Deciphering Neutrophil Heterogeneity and Thrombosis-Related Alterations in JAK2V617F-Mutated Myeloproliferative Neoplasms through Multi-Omics and Single-Cell Transcriptome Analysis

Background:

Neutrophils, the most abundant leukocytes, are increasingly recognized as crucial pathogenic mediators linking pro-inflammatory signatures to pro-thrombotic risk in myeloproliferative neoplasms (MPNs). However, the underlying mechanisms linking these changes to metabolic reprogramming of neutrophils and thrombosis in JAK2V617F-mutated MPN patients remain unknown.

Methods:

We studied the clinical data of 621 treatment-naïve MPN patients and 35 healthy donors (HDs) in our hospital. Integrated analysis of scRNA-seq of neutrophils and plasma cell-free RNA sequencing were performed to explore the underlying mechanism. The GSE54644 dataset, contains 49 JAK2V617F-mutated essential thrombocythemia (ET)/polycythemia vera (PV) and 11 HDs were used to validate our findings. scRNA-seq in cells dissociated from atherosclerosis model in Jak2^VFLdlr^-/- mice was utilized to uncover changes in neutrophil profiles.

Results:

Our findings indicated that the JAK2V617F mutation results in the highest neutrophil counts and proportions in both ET (n=203, p<0.0001) and PV patients (n=264, p<0.0001), when compared with other driver mutations (CALR, MPL, triple-negative) and HDs. Correlation analysis was conducted to determine the relationship between neutrophil counts and the allelic burden of the JAK2V617F mutation, and it revealed a significant positive correlation in both ET (r=0.43, p=1.4e-08) and PV (r=0.53, p<2.2e-16) patients. Additionally, elevated neutrophils count was associated with worse thrombosis-free survival in JAK2V617F-mutated ET (p=0.0098) and PV patients (p=0.019).

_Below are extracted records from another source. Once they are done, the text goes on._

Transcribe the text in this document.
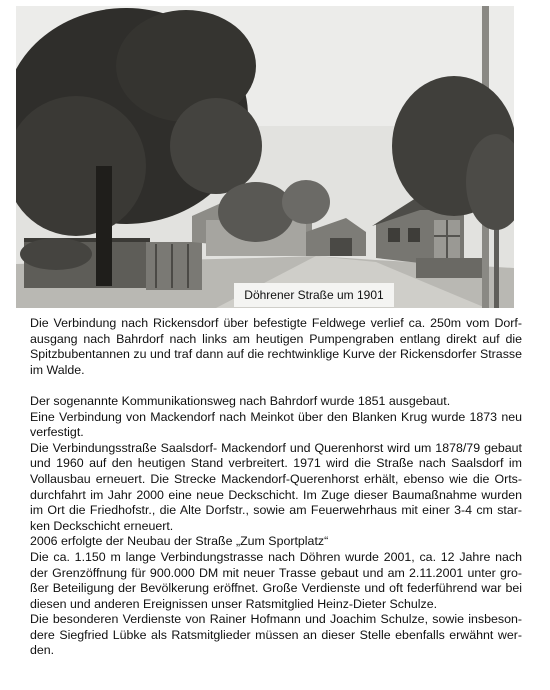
Döhrener Straße um 1901

Die Verbindung nach Rickensdorf über befestigte Feldwege verlief ca. 250m vom Dorf-ausgang nach Bahrdorf nach links am heutigen Pumpengraben entlang direkt auf die Spitzbubentannen zu und traf dann auf die rechtwinklige Kurve der Rickensdorfer Strasse im Walde.

Der sogenannte Kommunikationsweg nach Bahrdorf wurde 1851 ausgebaut.

Eine Verbindung von Mackendorf nach Meinkot über den Blanken Krug wurde 1873 neu verfestigt.

Die Verbindungsstraße Saalsdorf- Mackendorf und Querenhorst wird um 1878/79 gebaut und 1960 auf den heutigen Stand verbreitert. 1971 wird die Straße nach Saalsdorf im Vollausbau erneuert. Die Strecke Mackendorf-Querenhorst erhält, ebenso wie die Orts-durchfahrt im Jahr 2000 eine neue Deckschicht. Im Zuge dieser Baumaßnahme wurden im Ort die Friedhofstr., die Alte Dorfstr., sowie am Feuerwehrhaus mit einer 3-4 cm star-ken Deckschicht erneuert.

2006 erfolgte der Neubau der Straße „Zum Sportplatz“

Die ca. 1.150 m lange Verbindungstrasse nach Döhren wurde 2001, ca. 12 Jahre nach der Grenzöffnung für 900.000 DM mit neuer Trasse gebaut und am 2.11.2001 unter gro-ßer Beteiligung der Bevölkerung eröffnet. Große Verdienste und oft federführend war bei diesen und anderen Ereignissen unser Ratsmitglied Heinz-Dieter Schulze.

Die besonderen Verdienste von Rainer Hofmann und Joachim Schulze, sowie insbeson-dere Siegfried Lübke als Ratsmitglieder müssen an dieser Stelle ebenfalls erwähnt wer-den.
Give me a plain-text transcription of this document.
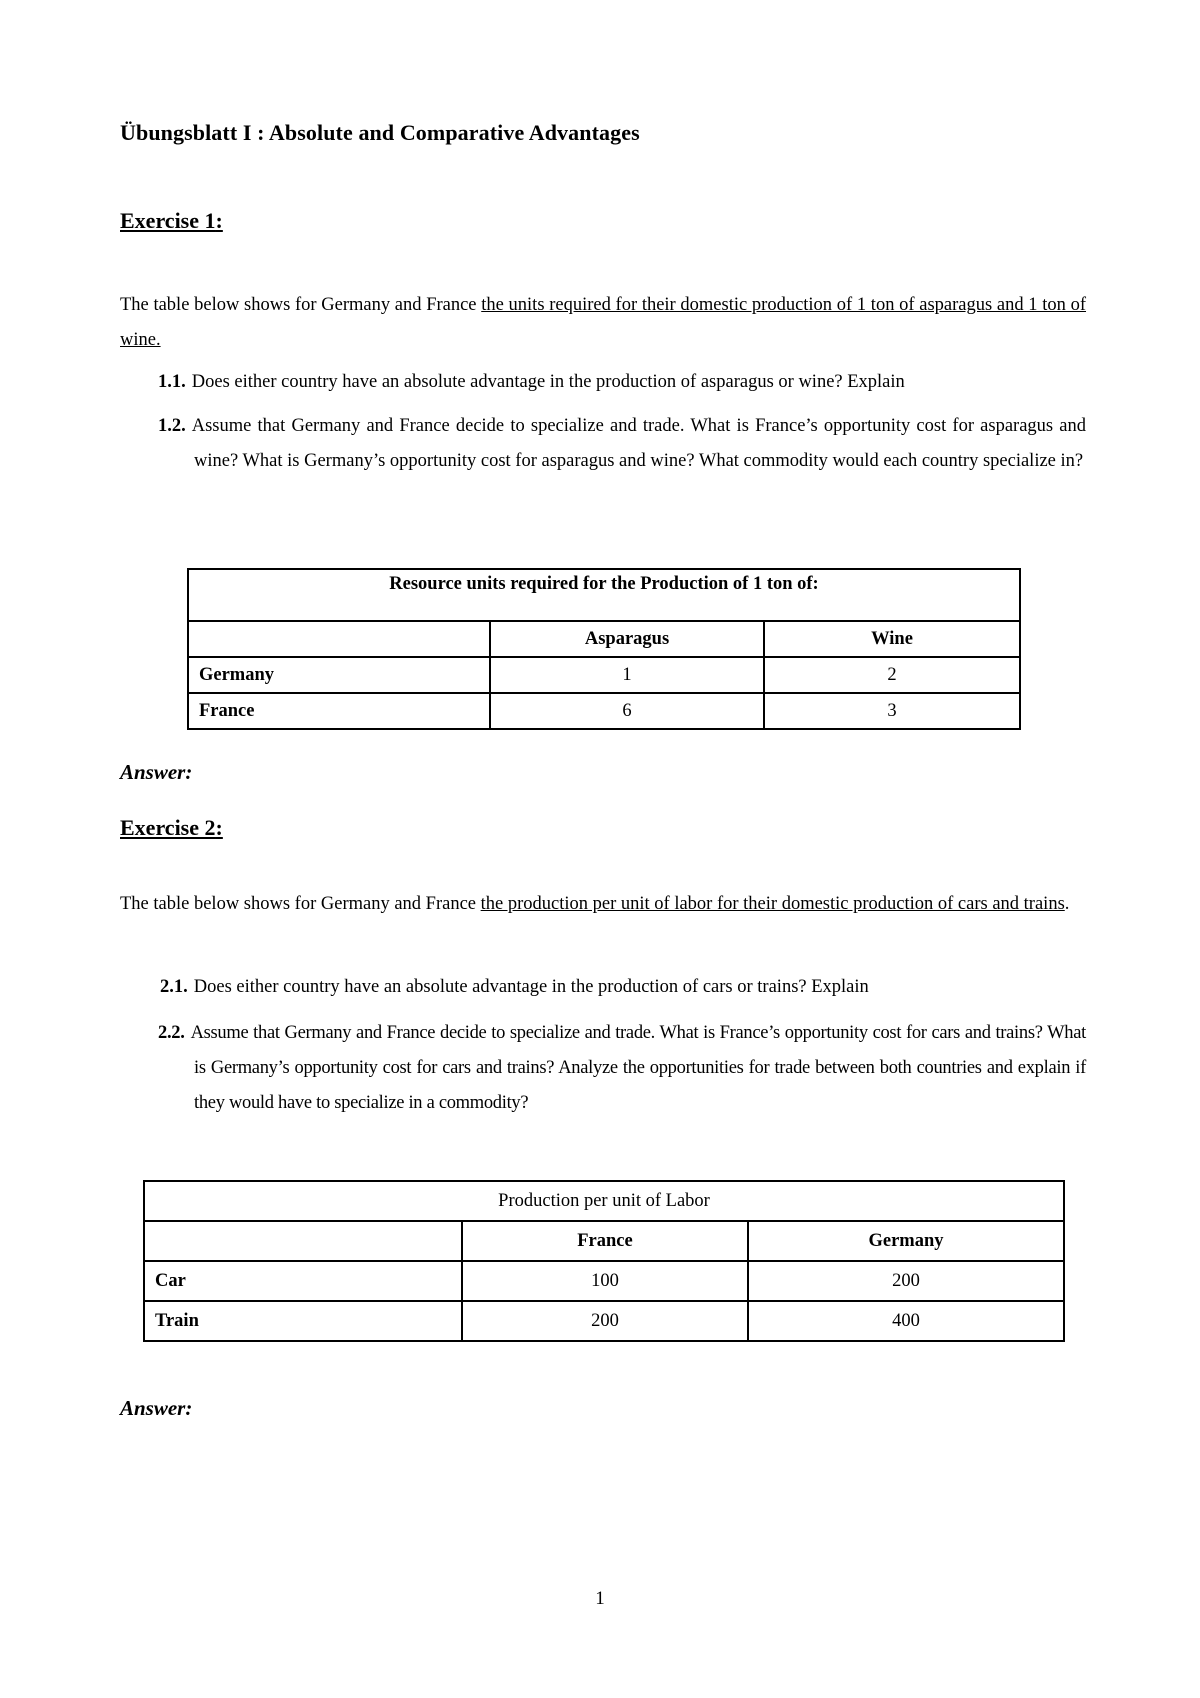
Übungsblatt I : Absolute and Comparative Advantages
Exercise 1:
The table below shows for Germany and France the units required for their domestic production of 1 ton of asparagus and 1 ton of wine.
1.1. Does either country have an absolute advantage in the production of asparagus or wine? Explain
1.2. Assume that Germany and France decide to specialize and trade. What is France’s opportunity cost for asparagus and wine? What is Germany’s opportunity cost for asparagus and wine? What commodity would each country specialize in?
Resource units required for the Production of 1 ton of:		
	Asparagus	Wine
Germany	1	2
France	6	3
Answer:
Exercise 2:
The table below shows for Germany and France the production per unit of labor for their domestic production of cars and trains.
2.1. Does either country have an absolute advantage in the production of cars or trains? Explain
2.2. Assume that Germany and France decide to specialize and trade. What is France’s opportunity cost for cars and trains? What is Germany’s opportunity cost for cars and trains? Analyze the opportunities for trade between both countries and explain if they would have to specialize in a commodity?
Production per unit of Labor		
	France	Germany
Car	100	200
Train	200	400
Answer:
1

Next, plasma cell-free RNA from 23 ET patients and 28 HDs was profiled, and cell-type-specific RNA fractions was deconvolved using the Cibersort algorithm. CD4 naïve T cells, neutrophils, and naïve B cells comprised the majority of observed signal. Moreover, we observed distinct proportions of cell types of origin between ET patients and HDs, with neutrophil proportions was significantly higher in ET patients than HDs (p<0.001). Regarding the proportion of neutrophils, it was highest in patients with JAK2V617F mutation compared with other driver gene mutations, and in patients with thrombosis compared with those without thrombosis.

Through scRNA-seq analysis of neutrophils, we provided a comprehensive characterization of the neutrophils landscape, including 61364 cells from JAK2V617F-mutated MPN patients and 32305 cells from HDs. Four distinct neutrophil subclusters (Neu-1, 2, 3, 4) were identified. Using monocle2 and cytoTRACE algorithms, we determined that the Neu-3 phenotype was the least mature, and was most represented in JAK2V617F-mutated MPNs when compared to HDs. Neu-3 exhibited the most significant roles in ROS response, inflammatory, glycolysis, and lipid metabolism. Flow cytometry confirmed that the mean fluorescence intensity (MFI) of neutrophil ROS was significantly increased in JAK2V617F-mutated MPN than HDs. Furthermore, pathways including JAK-STAT signaling, fluid shear stress atherosclerosis, neutrophil extracellular traps formation, and mitogen-activated protein kinase signaling were significantly upregulated in JAK2V617F-mutated MPN than HDs, especially in Neu-3 phenotype. These results were corroborated by neutrophils transcriptome from GSE54644 dataset. Neutrophils in an atherosclerosis model of Jak2^VFLdlr^-/- mice were also enriched in glycolysis, ferroptosis, lipid metabolism and atherosclerosis pathways when compared to the control.

Conclusions:

Our findings reveal the pivotal roles of neutrophils in metabolic reprogramming and thrombosis-related pathways in JAK2V617F-mutated MPN patients. Neutrophils also demonstrated significant clinical relevance for atherosclerosis in precursor disease models of MPN.